Vortrag an der Ludgerusschule Von den Grausamkeiten im Lager III Brual-Rhede

Von pm

Über die Grausamkeiten im Lager III Brual-Rhede berichteten Gebina Bors und Albert Vinke den Schülern der Klassen 9 und 10 der Ludgerusschule Rhede. Foto: LudgerusschuleÜber die Grausamkeiten im Lager III Brual-Rhede berichteten Gebina Bors und Albert Vinke den Schülern der Klassen 9 und 10 der Ludgerusschule Rhede. Foto: Ludgerusschule

Rhede. Von den Grausamkeiten im Lager III Brual-Rhede zur Zeit der Nationalsozialisten hat der Rheder Heimatforscher Albert Vinke gemeinsam mit Gebina Bors den Schülern der Klassen 9 und 10 der Ludgerusschule Rhede berichtet.

Einer Mitteilung der Schule zufolge lauschten die Oberschüler mucksmäuschenstill, als Vinke von dem damaligen Emslandlager in ihrer Heimatgemeinde an der Stelle der heutigen „Katzenburg“ erzählte. Es handelte sich um ein nationalsozialistisches Strafgefangenenlager, das im Mai 1934 errichtet wurde und ursprünglich als Konzentrationslager geplant worden war. „Es waren bis zu 1000 Gefangene in 22 Baracken untergebracht“, erinnerte Vinke. 

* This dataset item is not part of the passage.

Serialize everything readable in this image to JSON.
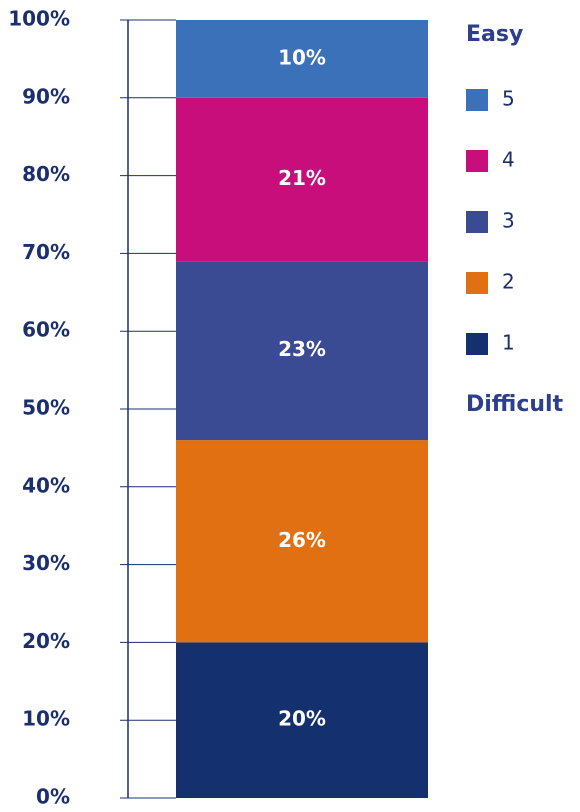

"Es waren bis zu 700 Gefangene, die bei Wind und Wetter ins Moor gingen“ Heimatforscher Albert Vinke


Die Inhaftierten seien vorwiegend vom NS-Regime aus politischen, rassistischen, sozialen oder religiösen Gründen verfolgt worden. Viele von ihnen hätten täglich harte Zwangsarbeit zur Kultivierung des Bourtanger Moores leisten müssen. Vinke: „Es waren bis zu 700 Gefangene, die bei Wind und Wetter ins Moor gingen.“ Wie Gebina Bors ergänzte, seien viele von ihnen als Akademiker und Künstler schwere Arbeit nicht gewohnt gewesen und hätten zudem unter dem Laufen in Holzschuhen gelitten.  

Menschenunwürdige Umstände

Grausam sei die Behandlung der Gefangenen durch die Wachmänner gewesen: Hier seien brutalste Methoden und übelste Schikane angewandt worden, etwa durch Schläge mit einem Knüppel, das Schlafen auf dem Fußboden oder durch einem Entzug von Essen, was die schlimmste Strafe dargestellt habe. Ohnehin seien die Umstände für die Gefangenen menschenunwürdig gewesen: Viel zu wenig und nährstoffarme Nahrung, Kälte und desaströse hygienische Zustände setzten den Inhaftierten zu. 

Ein Krankenblatt eines Häftlings inklusive Krankenverkauf verdeutlichte den Schülern den Leidensweg, den die betroffenen Menschen damals erleiden mussten. Bors las den Schülern anschließend aus Erfahrungsberichten des in Brual-Rhede Inhaftierten Wilhelm Henze und der im Lager als Schreibkraft tätigen Susanne Kock vor.

„Das alles ist passiert. Auch hier in Rhede“Gebina Bors


Laut Vinke waren im Februar 1945 im Lager noch 700 Gefangene inhaftiert. Im April 1945 sei das Lager aufgelöst und die Gefangenen in andere Emslandlager gebracht worden. „In den 15 Emslandlagern waren etwa 120000 Gefangene, darunter rund 20000 Tote“, gab Vinke die traurige Bilanz wieder.

„Das alles ist passiert. Auch hier in Rhede“, betonte Bors gegen Ende des Vortrages. „Es ist eine Geschichte, an die wir uns erinnern müssen, damit es nie wieder passiert, dass Menschen so etwas erleiden müssen“, gab sie den Schülern als mahnende Worte mit.